GEH President and CEO Jay Wileman, meanwhile, told POWER in June his company’s BWRX-300 SMR can be deployed by as early as 2028. The BWRX-300’s candidacy at Darlington is boosted by GEH’s technology and “certainty,” he said. The BWRX-300, derived from the Economic Simplified Boiling Water Reactor (ESBWR) design, benefits from established construction development expertise. “Our target is to be under $3,000/kW and a capital cost of around $1 billion dollars—and that’s a lot more workable on some of our customers’ balance sheets than some of the builds that are going on here in the US today,” Wileman said. Another bonus: The BWRX-300 design uses an existing fuel design manufactured by Global Nuclear Fuel (GNF), a GE-led joint venture with Hitachi, and it benefits from a proven component and supply chain. All of that positions the BWRX-300 to become the “lowest-risk, most cost-competitive and quickest to market SMR,” Wileman said.

Pinning Down Nuclear Fuel Supplies, Public Acceptance

Terrestrial says one edge it offers is that the IMSR400 uses “nuclear fuel at standard enrichment,” making it “the only Generation IV SMR power plant designed to do this today.” That aspect avoids “the considerable cost and time of re-licensing uranium enrichment plants and removes hurdles to commercialization, hastening deployment.”

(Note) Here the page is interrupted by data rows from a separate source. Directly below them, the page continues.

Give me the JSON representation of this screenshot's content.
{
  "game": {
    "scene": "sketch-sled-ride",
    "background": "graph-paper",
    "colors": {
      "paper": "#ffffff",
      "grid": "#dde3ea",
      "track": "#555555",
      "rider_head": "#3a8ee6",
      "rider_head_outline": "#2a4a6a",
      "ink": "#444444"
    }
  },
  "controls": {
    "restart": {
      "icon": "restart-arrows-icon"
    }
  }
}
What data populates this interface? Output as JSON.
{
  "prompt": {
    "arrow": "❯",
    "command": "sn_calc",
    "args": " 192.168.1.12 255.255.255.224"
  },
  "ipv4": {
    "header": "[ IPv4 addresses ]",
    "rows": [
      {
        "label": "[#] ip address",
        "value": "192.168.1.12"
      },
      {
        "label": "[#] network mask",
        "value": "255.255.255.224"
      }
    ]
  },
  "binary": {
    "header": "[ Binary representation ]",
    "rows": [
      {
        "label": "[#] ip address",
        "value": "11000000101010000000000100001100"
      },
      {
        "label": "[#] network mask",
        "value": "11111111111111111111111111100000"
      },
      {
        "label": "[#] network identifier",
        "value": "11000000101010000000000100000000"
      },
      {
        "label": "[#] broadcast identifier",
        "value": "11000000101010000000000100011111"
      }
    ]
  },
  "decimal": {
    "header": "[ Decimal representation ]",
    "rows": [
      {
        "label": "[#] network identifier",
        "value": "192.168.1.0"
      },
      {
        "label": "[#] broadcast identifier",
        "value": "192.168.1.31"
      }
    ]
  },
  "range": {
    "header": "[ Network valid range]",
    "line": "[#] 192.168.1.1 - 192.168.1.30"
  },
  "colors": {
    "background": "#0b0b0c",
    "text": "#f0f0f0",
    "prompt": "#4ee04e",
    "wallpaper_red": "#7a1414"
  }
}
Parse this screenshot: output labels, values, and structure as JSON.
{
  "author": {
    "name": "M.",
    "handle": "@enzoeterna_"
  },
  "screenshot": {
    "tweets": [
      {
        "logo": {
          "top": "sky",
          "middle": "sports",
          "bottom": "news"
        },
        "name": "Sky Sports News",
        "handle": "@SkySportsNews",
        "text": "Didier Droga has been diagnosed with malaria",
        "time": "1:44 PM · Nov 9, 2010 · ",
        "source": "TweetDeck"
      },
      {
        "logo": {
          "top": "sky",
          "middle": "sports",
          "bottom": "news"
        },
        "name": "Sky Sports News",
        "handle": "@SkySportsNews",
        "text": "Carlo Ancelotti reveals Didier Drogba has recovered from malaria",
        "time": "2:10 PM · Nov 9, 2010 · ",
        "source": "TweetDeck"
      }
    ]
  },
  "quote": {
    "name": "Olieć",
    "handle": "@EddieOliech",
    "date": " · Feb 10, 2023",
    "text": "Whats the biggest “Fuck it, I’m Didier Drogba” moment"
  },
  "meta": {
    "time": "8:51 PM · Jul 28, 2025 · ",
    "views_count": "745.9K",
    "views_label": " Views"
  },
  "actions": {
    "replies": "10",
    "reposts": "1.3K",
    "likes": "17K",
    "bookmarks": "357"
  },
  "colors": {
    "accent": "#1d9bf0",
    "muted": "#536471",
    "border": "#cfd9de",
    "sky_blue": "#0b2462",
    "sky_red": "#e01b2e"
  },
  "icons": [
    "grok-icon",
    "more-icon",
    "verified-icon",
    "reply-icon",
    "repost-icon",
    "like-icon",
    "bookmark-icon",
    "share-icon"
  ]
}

In another first for a Gen IV SMR, Terrestrial on Aug. 17 entered into an agreement with Westinghouse and the UK’s National Nuclear Laboratory to provide the IMSR’s nuclear fuel supply. This week, it also entered into an agreement with French global nuclear fuel cycle company Orano for a broad scope of services. “The agreement’s broad scope of services includes uranium enrichment, chemical conversion to IMSR fuel form, its production, transportation, packaging, and logistics,” the company said. The agreement, notably, also covers “analysis for full-scale commercial production and supply of IMSR fuel.” It will apply to major markets that Terrestrial has identified for potential IMSR power plant deployment, including Canada, the US, the United Kingdom, and Japan.

As the only Canadian firm in the Darlington contest, Terrestrial is meanwhile also poised to help address several recommendations laid out in Canada’s December 2020 – issued SMR action plan. Those recommendations include waste management, regulatory readiness, and international engagement, as well as developing coordinated procurement through cohesive supply chains.

The significance of Canada’s SMR action plan is that “it demonstrates the need for SMRs, these very distributable, scalable clean heat and electricity sources in numerous parts of our economy and in important parts of our society,” as John Gorman, President and CEO of the Canadian Nuclear Association (CNA), told POWER. A crucial factor for SMR uptake, however, will depend on public approval, he noted.

But Terrestrial appears to be making in-roads there, too. On Sept. 28, it announced a memorandum of understanding with Saskatoon-based First Nations Power Authority (FNPA)—the only North American, non-profit, indigenous-owned and controlled power developer—to explore development of SMR technologies to benefit indigenous communities in Canada.

“The Canadian nuclear energy industry recognizes the importance of early engagement with all the communities involved in the long life-cycle operations of a nuclear power plant, and that is particularly true for Canada’s many indigenous communities,” said Terrestrial’s Irish. “The FNPA will advise Terrestrial Energy and its Canadian operations as it engages and consults with these communities on the ecological, environmental, and economic value of IMSR power plant deployment, and we value the FNPA’s involvement.”